Когда я явилась в пансион в глубоком трауре, начальницы и воспитанницы встретили меня с сердечным участием. Одна из воспитанниц подарила мне переведенные на русский язык "Сказки дочери моей"; хотя голова моя была набита комедиями и удольфскими замками, я не отрываясь читала эти сказки. Несмотря на их местами конфектную мораль, они в простых увлекательных детских рассказах открыли мне нравственный мир и возбудили намерение подражать хорошим примерам.
У княгини и у Яковлевых встретили меня со слезами и везде с каким-то почетом. Я не понимала тогда, что этот почет был несчастию, и удивлялась, за что это все меня так уважают. Вдруг мне показалось, что мне очень весело и я сама люблю всех больше прежнего. Один Саша был со мной холоден и как-то дико смотрел на меня, одетую в черное платье, обшитое белым батистом, долго не говорил со мною ни слова, не подходил ко мне и не звал играть или читать вместе, как бывало.

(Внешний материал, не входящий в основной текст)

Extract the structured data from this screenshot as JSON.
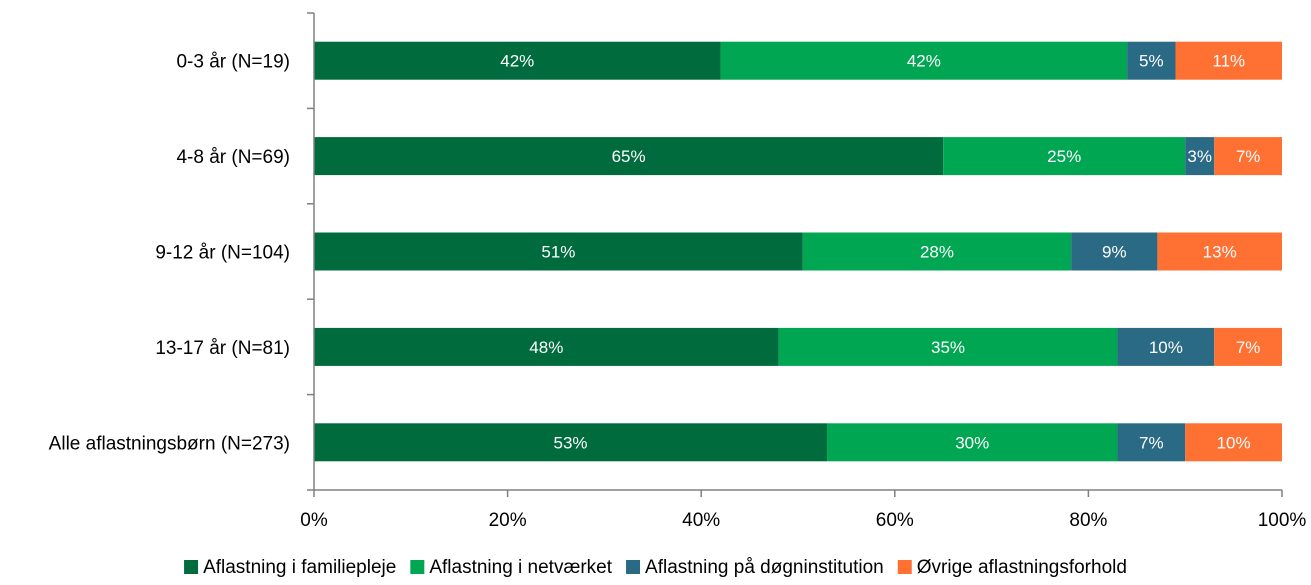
{
  "chart_data": {
    "type": "bar",
    "orientation": "horizontal",
    "stacked": true,
    "percent": true,
    "categories": [
      "0-3 år (N=19)",
      "4-8 år (N=69)",
      "9-12 år (N=104)",
      "13-17 år (N=81)",
      "Alle aflastningsbørn (N=273)"
    ],
    "series": [
      {
        "name": "Aflastning i familiepleje",
        "color": "#006b3c",
        "values": [
          42,
          65,
          51,
          48,
          53
        ],
        "labels": [
          "42%",
          "65%",
          "51%",
          "48%",
          "53%"
        ]
      },
      {
        "name": "Aflastning i netværket",
        "color": "#00a651",
        "values": [
          42,
          25,
          28,
          35,
          30
        ],
        "labels": [
          "42%",
          "25%",
          "28%",
          "35%",
          "30%"
        ]
      },
      {
        "name": "Aflastning på døgninstitution",
        "color": "#2b6a84",
        "values": [
          5,
          3,
          9,
          10,
          7
        ],
        "labels": [
          "5%",
          "3%",
          "9%",
          "10%",
          "7%"
        ]
      },
      {
        "name": "Øvrige aflastningsforhold",
        "color": "#ff7033",
        "values": [
          11,
          7,
          13,
          7,
          10
        ],
        "labels": [
          "11%",
          "7%",
          "13%",
          "7%",
          "10%"
        ]
      }
    ],
    "xlim": [
      0,
      100
    ],
    "xticks": [
      "0%",
      "20%",
      "40%",
      "60%",
      "80%",
      "100%"
    ],
    "grid": false,
    "legend_position": "bottom",
    "title": "",
    "xlabel": "",
    "ylabel": ""
  }
}
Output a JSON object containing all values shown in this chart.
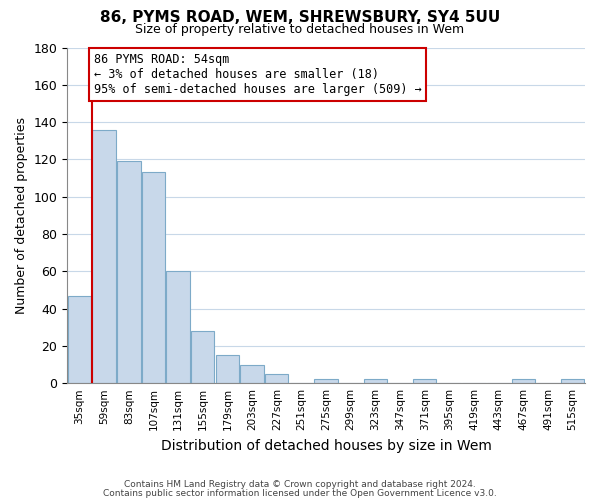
{
  "title": "86, PYMS ROAD, WEM, SHREWSBURY, SY4 5UU",
  "subtitle": "Size of property relative to detached houses in Wem",
  "xlabel": "Distribution of detached houses by size in Wem",
  "ylabel": "Number of detached properties",
  "bin_labels": [
    "35sqm",
    "59sqm",
    "83sqm",
    "107sqm",
    "131sqm",
    "155sqm",
    "179sqm",
    "203sqm",
    "227sqm",
    "251sqm",
    "275sqm",
    "299sqm",
    "323sqm",
    "347sqm",
    "371sqm",
    "395sqm",
    "419sqm",
    "443sqm",
    "467sqm",
    "491sqm",
    "515sqm"
  ],
  "bar_heights": [
    47,
    136,
    119,
    113,
    60,
    28,
    15,
    10,
    5,
    0,
    2,
    0,
    2,
    0,
    2,
    0,
    0,
    0,
    2,
    0,
    2
  ],
  "bar_color": "#c8d8ea",
  "bar_edgecolor": "#7daac8",
  "ylim": [
    0,
    180
  ],
  "yticks": [
    0,
    20,
    40,
    60,
    80,
    100,
    120,
    140,
    160,
    180
  ],
  "annotation_title": "86 PYMS ROAD: 54sqm",
  "annotation_line1": "← 3% of detached houses are smaller (18)",
  "annotation_line2": "95% of semi-detached houses are larger (509) →",
  "annotation_box_color": "#ffffff",
  "annotation_box_edgecolor": "#cc0000",
  "property_line_color": "#cc0000",
  "footer1": "Contains HM Land Registry data © Crown copyright and database right 2024.",
  "footer2": "Contains public sector information licensed under the Open Government Licence v3.0.",
  "background_color": "#ffffff",
  "grid_color": "#c8d8e8",
  "property_line_index": 0.5
}
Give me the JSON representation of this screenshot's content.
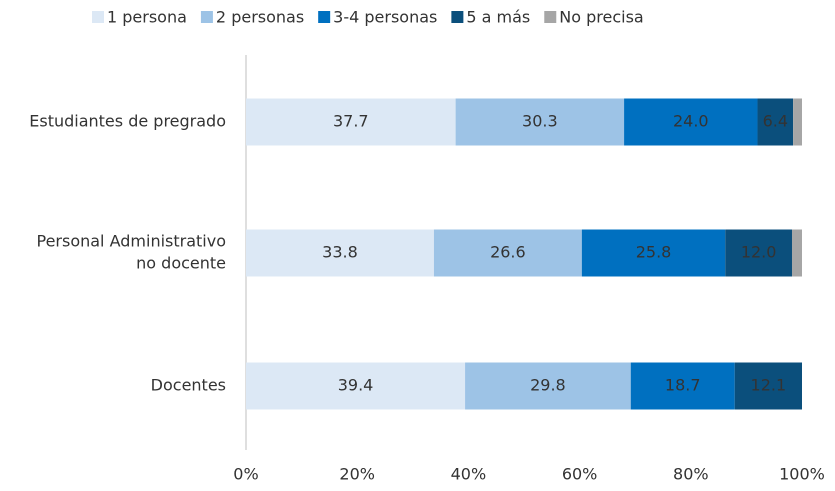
{
  "chart_data": {
    "type": "stacked-bar-horizontal",
    "categories": [
      [
        "Estudiantes de pregrado"
      ],
      [
        "Personal Administrativo",
        "no docente"
      ],
      [
        "Docentes"
      ]
    ],
    "series": [
      {
        "name": "1 persona",
        "color": "#dce8f5",
        "values": [
          37.7,
          33.8,
          39.4
        ]
      },
      {
        "name": "2 personas",
        "color": "#9dc3e6",
        "values": [
          30.3,
          26.6,
          29.8
        ]
      },
      {
        "name": "3-4 personas",
        "color": "#0070c0",
        "values": [
          24.0,
          25.8,
          18.7
        ],
        "value_labels": [
          "24.0",
          "25.8",
          "18.7"
        ]
      },
      {
        "name": "5 a más",
        "color": "#0b4f7c",
        "values": [
          6.4,
          12.0,
          12.1
        ],
        "value_labels": [
          "6.4",
          "12.0",
          "12.1"
        ]
      },
      {
        "name": "No precisa",
        "color": "#a6a6a6",
        "values": [
          1.6,
          1.8,
          0
        ],
        "value_labels": [
          null,
          null,
          null
        ]
      }
    ],
    "xlim": [
      0,
      100
    ],
    "xticks": [
      {
        "value": 0,
        "label": "0%"
      },
      {
        "value": 20,
        "label": "20%"
      },
      {
        "value": 40,
        "label": "40%"
      },
      {
        "value": 60,
        "label": "60%"
      },
      {
        "value": 80,
        "label": "80%"
      },
      {
        "value": 100,
        "label": "100%"
      }
    ],
    "legend": "top"
  }
}
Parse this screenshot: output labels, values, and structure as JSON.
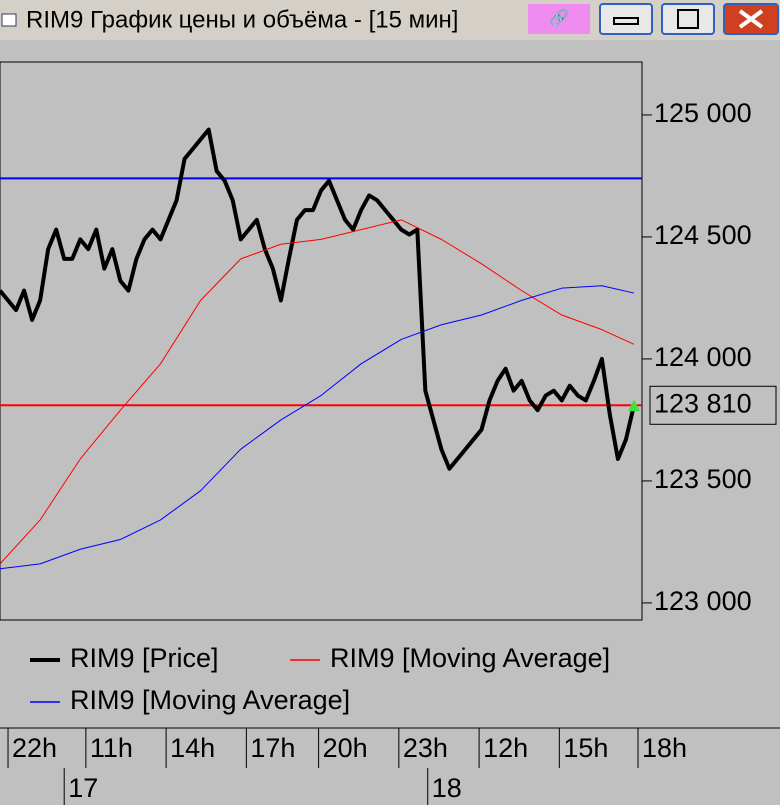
{
  "window": {
    "title": "RIM9 График цены и объёма - [15 мин]"
  },
  "chart_data": {
    "type": "line",
    "x": [
      0,
      1,
      2,
      3,
      4,
      5,
      6,
      7,
      8,
      9,
      10,
      11,
      12,
      13,
      14,
      15,
      16,
      17,
      18,
      19,
      20,
      21,
      22,
      23,
      24,
      25,
      26,
      27,
      28,
      29,
      30,
      31,
      32,
      33,
      34,
      35,
      36,
      37,
      38,
      39,
      40,
      41,
      42,
      43,
      44,
      45,
      46,
      47,
      48,
      49,
      50,
      51,
      52,
      53,
      54,
      55,
      56,
      57,
      58,
      59,
      60,
      61,
      62,
      63,
      64,
      65,
      66,
      67,
      68,
      69,
      70,
      71,
      72,
      73,
      74,
      75,
      76,
      77,
      78,
      79
    ],
    "series": [
      {
        "name": "RIM9 [Price]",
        "color": "#000000",
        "width": 4,
        "values": [
          124280,
          124240,
          124200,
          124280,
          124160,
          124240,
          124450,
          124530,
          124410,
          124410,
          124490,
          124450,
          124530,
          124370,
          124450,
          124320,
          124280,
          124410,
          124490,
          124530,
          124490,
          124570,
          124650,
          124820,
          124860,
          124900,
          124940,
          124770,
          124730,
          124650,
          124490,
          124530,
          124570,
          124450,
          124370,
          124240,
          124410,
          124570,
          124610,
          124610,
          124690,
          124730,
          124650,
          124570,
          124530,
          124610,
          124670,
          124650,
          124610,
          124570,
          124530,
          124510,
          124530,
          123870,
          123750,
          123630,
          123550,
          123590,
          123630,
          123670,
          123710,
          123830,
          123910,
          123960,
          123870,
          123910,
          123830,
          123790,
          123850,
          123870,
          123830,
          123890,
          123850,
          123830,
          123910,
          124000,
          123770,
          123590,
          123670,
          123810
        ]
      },
      {
        "name": "RIM9 [Moving Average]",
        "color": "#ff0000",
        "width": 1,
        "x": [
          0,
          5,
          10,
          15,
          20,
          25,
          30,
          35,
          40,
          45,
          50,
          55,
          60,
          65,
          70,
          75,
          79
        ],
        "values": [
          123160,
          123340,
          123590,
          123790,
          123980,
          124240,
          124410,
          124470,
          124490,
          124530,
          124570,
          124490,
          124390,
          124280,
          124180,
          124120,
          124060
        ]
      },
      {
        "name": "RIM9 [Moving Average]",
        "color": "#0000ff",
        "width": 1,
        "x": [
          0,
          5,
          10,
          15,
          20,
          25,
          30,
          35,
          40,
          45,
          50,
          55,
          60,
          65,
          70,
          75,
          79
        ],
        "values": [
          123140,
          123160,
          123220,
          123260,
          123340,
          123460,
          123630,
          123750,
          123850,
          123980,
          124080,
          124140,
          124180,
          124240,
          124290,
          124300,
          124270
        ]
      }
    ],
    "hlines": [
      {
        "value": 124740,
        "color": "#0000ff"
      },
      {
        "value": 123810,
        "color": "#ff0000",
        "label": "123 810"
      }
    ],
    "xlim": [
      0,
      80
    ],
    "ylim": [
      122930,
      125217
    ],
    "yticks": [
      {
        "value": 123000,
        "label": "123 000"
      },
      {
        "value": 123500,
        "label": "123 500"
      },
      {
        "value": 124000,
        "label": "124 000"
      },
      {
        "value": 124500,
        "label": "124 500"
      },
      {
        "value": 125000,
        "label": "125 000"
      }
    ],
    "xticks": [
      {
        "value": 1,
        "label": "22h"
      },
      {
        "value": 10.7,
        "label": "11h"
      },
      {
        "value": 20.7,
        "label": "14h"
      },
      {
        "value": 30.7,
        "label": "17h"
      },
      {
        "value": 39.7,
        "label": "20h"
      },
      {
        "value": 49.7,
        "label": "23h"
      },
      {
        "value": 59.7,
        "label": "12h"
      },
      {
        "value": 69.7,
        "label": "15h"
      },
      {
        "value": 79.5,
        "label": "18h"
      }
    ],
    "day_ticks": [
      {
        "value": 8,
        "label": "17"
      },
      {
        "value": 53.3,
        "label": "18"
      }
    ]
  }
}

Весной Яковлевы решились разделиться. От тройного управления, основанного на действии вперекор друг другу, страдало как хозяйство, так и крестьяне. Сенатор и Иван Алексеевич ездили к старшему братцу для переговоров. Старший братец обещал к ним приехать для окончания дела. Все в доме боялись этого братца и ждали с волнением. Саша, как и все, боялся его и желал видеть.
В назначенный день пригласили к заседанию Дмитрия Павловича Голохвастова и Григория Ивановича Ключарева, чиновника, заведовавшего делами Яковлевых. Все сидели молча, когда официант доложил, что братец изволил пожаловать. Сенатор и Иван Алексеевич встали и пошли ему навстречу. Саша вышел в другую комнату и остановился у двери, чтобы посмотреть на ужасного братца. Братец тихо подвигался вперед, держа перед собой образ, и едва только он начал патетическую речь, как Иван Алексеевич прервал ее холодным замечанием. Братец закричал и бросил образ, сенатор закричал еще ужаснее. Саша опрометью бросился наверх. Вся прислуга попряталась по углам.
Что было и как было после -- неизвестно, но шум затих, и раздел был совершен. Братец остался обедать, после обеда отдыхал и провел весь вечер у братьев.
Ивану Алексеевичу досталось село Васильевское с деревнями, сенатору -- Новоселье с Уходовом, Александру Алексеевичу -- Перхушково, под Москвой.